‘The Last Shaman’ Fails to Enlighten

A new doc about ayahuasca trips on its own banality.

One of the many vexing qualities of the psychedelic experience is the gaping asymmetry between its inner profundity and outer banality. Indeed it is among the only guaranteed effects of ingesting psychedelics that one will (1) have a profound experience and (2) say something silly about it. This problem looms heavily over The Last Shaman, a documentary about a young man’s journey to South America to cure his depression with ayahuasca. Filled with hallucinatory editing, vague jabs at consumerism and diatribes about the Western medical establishment, the film feels regrettably like the ravings of a 16 year old who just tried mushrooms at Coachella.

But herein lies the paradox. Obnoxious though the tone of these invectives may be, many of them are nonetheless true — or at least true enough to merit consideration. The careerism and spiritual bankruptcy of some quarters of the West may indeed damage mental health. And there is simply no denying the fact that the “insights” one can have on psychedelics are often personally transformative, enduring far beyond the length of the trip. For this and many other reasons, the renewed scientific interest in psychedelic research should be celebrated. If it is the intention of director Raz Degan and his subject, James Freeman, to bolster and expand this research, they have my support.

Unfortunately, for reasons both budgetary and stylistic, The Last Shaman is anything but a careful case for the study and use of psychedelics. Its scope is confined to Freeman’s immediate loved ones and the various characters he meets on his trip to South America, one of whom is the titular “last shaman.” (I wonder whether Degan, at the time of naming the film, had seen the classic Chappelle’s Show sketch in which comedian Paul Mooney skewers Hollywood for making The Mexican starring Brad Pitt and The Last Samurai starring Tom Cruise. Not only is Degan’s “last shaman” not the primary subject of the film, but he’s not even the last shaman. Rather, he’s merely the last one James encounters on his journey.)

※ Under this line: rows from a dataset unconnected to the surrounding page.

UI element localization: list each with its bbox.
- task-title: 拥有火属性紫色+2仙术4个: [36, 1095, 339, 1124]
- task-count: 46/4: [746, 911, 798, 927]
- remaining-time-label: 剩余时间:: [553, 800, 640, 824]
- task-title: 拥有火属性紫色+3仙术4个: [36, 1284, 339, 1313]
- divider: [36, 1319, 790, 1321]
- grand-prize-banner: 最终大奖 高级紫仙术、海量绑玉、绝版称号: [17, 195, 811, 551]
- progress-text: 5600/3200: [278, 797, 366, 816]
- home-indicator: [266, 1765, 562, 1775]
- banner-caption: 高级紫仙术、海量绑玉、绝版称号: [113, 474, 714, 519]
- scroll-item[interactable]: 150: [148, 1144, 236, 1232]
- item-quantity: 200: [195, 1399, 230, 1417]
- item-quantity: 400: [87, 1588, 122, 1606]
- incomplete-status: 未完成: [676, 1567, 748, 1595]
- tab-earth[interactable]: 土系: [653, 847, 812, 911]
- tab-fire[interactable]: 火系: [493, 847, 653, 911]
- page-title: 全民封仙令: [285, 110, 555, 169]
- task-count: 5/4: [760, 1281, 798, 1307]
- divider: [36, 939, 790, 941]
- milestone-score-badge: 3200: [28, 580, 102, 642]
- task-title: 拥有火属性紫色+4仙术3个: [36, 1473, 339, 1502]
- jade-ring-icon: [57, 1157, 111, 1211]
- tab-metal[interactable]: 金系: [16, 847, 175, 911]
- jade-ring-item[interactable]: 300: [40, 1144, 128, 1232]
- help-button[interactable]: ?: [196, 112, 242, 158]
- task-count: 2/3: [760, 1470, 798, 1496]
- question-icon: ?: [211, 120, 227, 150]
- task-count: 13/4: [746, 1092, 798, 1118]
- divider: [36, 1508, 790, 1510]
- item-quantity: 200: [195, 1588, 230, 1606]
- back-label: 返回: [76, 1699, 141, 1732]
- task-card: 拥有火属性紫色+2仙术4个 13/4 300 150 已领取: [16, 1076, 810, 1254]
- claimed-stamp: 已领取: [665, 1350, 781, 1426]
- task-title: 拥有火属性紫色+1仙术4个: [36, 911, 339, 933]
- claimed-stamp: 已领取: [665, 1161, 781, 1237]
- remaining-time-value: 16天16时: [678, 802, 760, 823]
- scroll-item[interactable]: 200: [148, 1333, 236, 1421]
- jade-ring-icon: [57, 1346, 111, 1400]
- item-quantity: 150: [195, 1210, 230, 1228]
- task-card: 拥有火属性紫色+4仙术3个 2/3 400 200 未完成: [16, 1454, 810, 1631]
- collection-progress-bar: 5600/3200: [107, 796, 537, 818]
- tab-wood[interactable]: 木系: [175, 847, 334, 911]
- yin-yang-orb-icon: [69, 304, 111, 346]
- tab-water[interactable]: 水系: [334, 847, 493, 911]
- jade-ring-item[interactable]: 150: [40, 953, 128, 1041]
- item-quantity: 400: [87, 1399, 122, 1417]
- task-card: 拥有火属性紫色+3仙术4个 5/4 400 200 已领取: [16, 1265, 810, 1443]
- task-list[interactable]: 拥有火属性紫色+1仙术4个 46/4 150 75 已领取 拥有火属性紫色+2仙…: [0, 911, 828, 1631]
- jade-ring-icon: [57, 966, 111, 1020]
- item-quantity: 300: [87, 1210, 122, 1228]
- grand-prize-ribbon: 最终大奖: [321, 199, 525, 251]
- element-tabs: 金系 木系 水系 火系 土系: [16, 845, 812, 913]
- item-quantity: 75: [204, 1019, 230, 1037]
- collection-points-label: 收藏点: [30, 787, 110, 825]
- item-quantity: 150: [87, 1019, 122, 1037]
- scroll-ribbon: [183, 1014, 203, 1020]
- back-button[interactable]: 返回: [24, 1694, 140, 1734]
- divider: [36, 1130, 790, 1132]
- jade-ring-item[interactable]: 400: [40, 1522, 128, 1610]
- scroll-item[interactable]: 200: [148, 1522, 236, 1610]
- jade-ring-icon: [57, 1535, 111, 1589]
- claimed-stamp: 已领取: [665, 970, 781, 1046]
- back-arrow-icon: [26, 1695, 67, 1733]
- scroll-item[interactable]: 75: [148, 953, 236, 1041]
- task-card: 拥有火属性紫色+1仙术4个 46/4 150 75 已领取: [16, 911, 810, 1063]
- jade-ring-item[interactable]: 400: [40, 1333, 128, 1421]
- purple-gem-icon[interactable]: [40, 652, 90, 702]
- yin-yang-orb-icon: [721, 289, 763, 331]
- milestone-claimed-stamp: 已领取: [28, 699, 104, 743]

As the film alludes, ayahuasca shamanism is a booming business, due in no small part to the rise of “ayahuasca tourism” and the evangelism of Silicon Valley’s psychedelic elite. It’s not at all clear whether Degan aims to denounce this trend or promote it. On a charitable reading, The Last Shaman explores the tension between ayahuasca’s enormous utility and the increasingly corrupted circumstances under which it is used. The film’s villains are a series of less than responsible and less than “authentic” shamans who, we’re meant to assume, have tainted the plant’s spiritual purity by succumbing to the profit motive. But it’s difficult not to view The Last Shaman as a symptom of the very illness it ostensibly condemns.

What outcome are the filmmakers seeking? Do they really believe that the future of psychiatric treatment should involve haphazard trips to South America to partake of superstitious rituals and ingest powerful drugs under patently unsafe conditions? Perhaps they’re after a narrower aim: to tell one young man’s redemptive personal story. But then why the contrived subplot pitting good shaman against bad? Indeed, why make the trip to South America at all? Someone as resourceful and fortunate as Freeman could almost certainly have found a reputable shaman in, say, the Bay Area. Of course, this would have been illegal — and worse, uncinematic.

All nonfiction filmmakers face a tension between preserving the “truthfulness” of their stories and shaping them into cohesive, engaging narratives. Because documentaries rarely feature disclaimers indicating which sequences are candid and which are staged, it falls to critics to gauge whether the balance has been struck responsibly. This challenge becomes compounded when, as is the case in The Last Shaman, the film involves a willing subject who consents to whatever representation or misrepresentation the filmmaker is trying to convey. To be clear, it seems all but certain that Freeman was in fact depressed and that his experiences with ayahuasca aided his recovery. It’s far less certain that what we see in the film represents the honest unfolding of this process.

Every effort is made, for instance, to frame Freeman as a near caricature of the “all-American boy.” This means highlighting the young man’s enrollment at an elite East Coast prep school and dwelling ponderously on shots of him looking miserable in the school’s empty dining hall. All the while he sports a sweatshirt for an elite liberal arts college and a hat for a different elite East Coast prep school, as if one isn’t enough to drive home his all-Americanism. Of course, if this is in fact how Freeman voluntarily adorned himself, my mockery of someone in the grip of depression should seem perfectly monstrous. As it stands, these appear to be strokes of ham-fisted direction.

On at least one score, The Last Shaman rings true: it certainly mirrors a set of impressions one can accrue from a psychedelic trip. Many of the film’s faults, including the absence of a real thesis and the ill-conceived disgust with civil society, are likewise the errors one is apt to discover in the scribblings of one’s acid journal. It is the task of scientific researchers, as well as every earnest psychonaut, to separate the wheat of genuine wisdom from the chaff of psychedelic delusion. Much wisdom is surely there to be found, and Freeman may well have found it. But viewers of The Last Shaman are more likely to come away with a headache or a hangover.